Recall that $Av_i \in \operatorname{Im}(A) = \{y \in \Bbb C^n \mid y = Ax; x \in \Bbb C^n\}$ with $Av_i = \sigma_i u_i$ for $i = 1,\dots,r$ and $\sigma_i > 0$. Moreover, $u_i = \frac 1{\sigma_i } Av_i$ form a basis for $\operatorname{Im}(A)$ for $i = 1,\dots, r$. Thus, $v_{r+1},\dots,v_n \in \ker(A)$ i.e. $AV_{n-r} = 0$, since otherwise $\operatorname{rank}(A) > r$ (proof by contradiction)
The proof then goes on...
Let's fill in the details of this proof. Suppose that for some $k > r$, $Av_k \neq 0$. If $Av_k$ is linearly independent from $Av_1,\dots,Av_r$, then we are forced to conclude that $\operatorname{Im}(A)$ has dimension greater than $r$, which is what is referenced by the parenthetical remark.
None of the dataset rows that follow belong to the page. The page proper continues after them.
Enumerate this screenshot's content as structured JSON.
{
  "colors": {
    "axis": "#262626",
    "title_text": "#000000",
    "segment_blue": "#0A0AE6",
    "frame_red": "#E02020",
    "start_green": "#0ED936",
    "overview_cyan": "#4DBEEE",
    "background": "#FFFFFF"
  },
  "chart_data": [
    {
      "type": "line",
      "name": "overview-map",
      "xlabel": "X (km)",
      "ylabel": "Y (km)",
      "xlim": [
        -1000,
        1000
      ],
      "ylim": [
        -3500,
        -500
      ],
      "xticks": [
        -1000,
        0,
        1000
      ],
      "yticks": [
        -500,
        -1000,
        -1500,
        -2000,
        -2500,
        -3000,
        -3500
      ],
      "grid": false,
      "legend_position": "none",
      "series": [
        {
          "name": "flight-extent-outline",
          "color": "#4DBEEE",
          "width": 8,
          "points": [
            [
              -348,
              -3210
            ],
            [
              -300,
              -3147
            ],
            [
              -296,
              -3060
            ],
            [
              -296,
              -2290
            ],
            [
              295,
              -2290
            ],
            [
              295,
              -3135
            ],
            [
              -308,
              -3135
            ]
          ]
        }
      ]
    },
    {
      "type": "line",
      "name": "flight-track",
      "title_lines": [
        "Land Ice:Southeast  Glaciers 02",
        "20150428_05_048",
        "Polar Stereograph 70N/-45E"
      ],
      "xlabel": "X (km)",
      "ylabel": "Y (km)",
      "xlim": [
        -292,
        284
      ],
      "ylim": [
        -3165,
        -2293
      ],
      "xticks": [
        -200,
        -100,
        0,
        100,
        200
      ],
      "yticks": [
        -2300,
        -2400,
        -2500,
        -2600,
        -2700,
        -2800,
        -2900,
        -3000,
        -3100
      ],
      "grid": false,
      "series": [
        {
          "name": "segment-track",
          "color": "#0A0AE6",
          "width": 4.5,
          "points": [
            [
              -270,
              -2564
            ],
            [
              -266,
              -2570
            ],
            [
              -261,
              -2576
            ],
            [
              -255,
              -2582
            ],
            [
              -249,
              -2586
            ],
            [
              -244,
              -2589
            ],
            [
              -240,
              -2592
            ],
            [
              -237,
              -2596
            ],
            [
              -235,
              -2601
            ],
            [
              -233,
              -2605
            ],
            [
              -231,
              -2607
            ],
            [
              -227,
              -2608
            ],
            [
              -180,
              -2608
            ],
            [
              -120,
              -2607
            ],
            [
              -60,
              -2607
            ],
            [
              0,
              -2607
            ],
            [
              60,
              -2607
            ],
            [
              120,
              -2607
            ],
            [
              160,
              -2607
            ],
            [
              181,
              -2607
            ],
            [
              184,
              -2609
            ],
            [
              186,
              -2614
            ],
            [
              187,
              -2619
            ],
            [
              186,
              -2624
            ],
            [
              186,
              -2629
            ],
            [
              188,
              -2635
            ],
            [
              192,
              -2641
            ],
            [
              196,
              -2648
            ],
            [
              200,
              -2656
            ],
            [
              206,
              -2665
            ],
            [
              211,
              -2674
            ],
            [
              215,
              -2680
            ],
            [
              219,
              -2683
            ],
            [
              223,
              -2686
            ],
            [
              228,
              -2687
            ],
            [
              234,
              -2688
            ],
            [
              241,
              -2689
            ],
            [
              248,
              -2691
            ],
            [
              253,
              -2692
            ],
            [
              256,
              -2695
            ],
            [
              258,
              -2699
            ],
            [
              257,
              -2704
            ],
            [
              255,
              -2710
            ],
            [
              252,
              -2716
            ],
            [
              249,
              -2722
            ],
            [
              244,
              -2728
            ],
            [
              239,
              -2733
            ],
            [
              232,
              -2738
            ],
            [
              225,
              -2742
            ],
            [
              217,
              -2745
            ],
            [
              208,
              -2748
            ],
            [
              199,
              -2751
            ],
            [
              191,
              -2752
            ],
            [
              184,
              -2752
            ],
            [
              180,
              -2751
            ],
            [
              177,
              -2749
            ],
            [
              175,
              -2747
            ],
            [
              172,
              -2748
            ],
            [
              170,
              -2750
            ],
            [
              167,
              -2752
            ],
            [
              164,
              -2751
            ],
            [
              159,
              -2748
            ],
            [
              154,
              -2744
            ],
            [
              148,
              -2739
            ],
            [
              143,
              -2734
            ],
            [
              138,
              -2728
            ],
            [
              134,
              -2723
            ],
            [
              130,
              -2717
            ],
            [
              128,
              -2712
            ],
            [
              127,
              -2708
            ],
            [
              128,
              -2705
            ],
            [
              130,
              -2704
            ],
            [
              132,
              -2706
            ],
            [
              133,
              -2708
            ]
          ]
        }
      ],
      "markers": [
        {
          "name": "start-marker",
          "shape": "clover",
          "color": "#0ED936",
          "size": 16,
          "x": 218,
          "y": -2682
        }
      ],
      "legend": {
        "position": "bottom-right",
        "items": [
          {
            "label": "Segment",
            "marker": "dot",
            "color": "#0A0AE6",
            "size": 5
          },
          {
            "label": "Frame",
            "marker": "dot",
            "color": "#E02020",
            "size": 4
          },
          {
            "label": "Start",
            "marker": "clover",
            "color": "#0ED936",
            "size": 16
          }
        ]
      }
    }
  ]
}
However, we still need to rule out the possibility that $Av_k$ is non-zero but the set $\{Av_1,\dots,Av_r,Av_k\}$ is linearly dependent. It is not clear how the author of the proof intended for the reader to deduce this, but here is one approach. We begin by supposing that $Av_k = c_1 Av_1 + \cdots + c_r Av_r$ and then concluding that we much have $c_i = 0$ for all $i = 1,\dots,r$. As the author notes, the vectors $u_i = \frac 1{\sigma_i} Av_i$ form an orthonormal basis for the image of $A$. It follows that for each $i = 1,\dots,r,$ $$ Av_k = c_1 Av_1 + \cdots + c_r Av_r \implies\\ Av_k = c_1 \sigma_1 u_1 + \cdots + c_r \sigma_r u_r \implies \\ \langle Av_k, u_i \rangle = c_i \sigma_i \implies\\ c_i = \frac{\langle Av_k, u_i\rangle}{\sigma_i} = \frac{\langle v_k, A^Tu_i\rangle}{\sigma_i} = \frac{\langle v_k, A^TA v_i\rangle}{\sigma_i^2} = \langle v_k,v_i\rangle. $$ However, the fact that $v_1,\dots,v_n$ are orthonormal implies that $\langle v_k,v_i\rangle = 0$. So indeed: if $Av_k$ is a linear combination of $Av_1,\dots,Av_r$, then it must hold that $Av_k = 0$.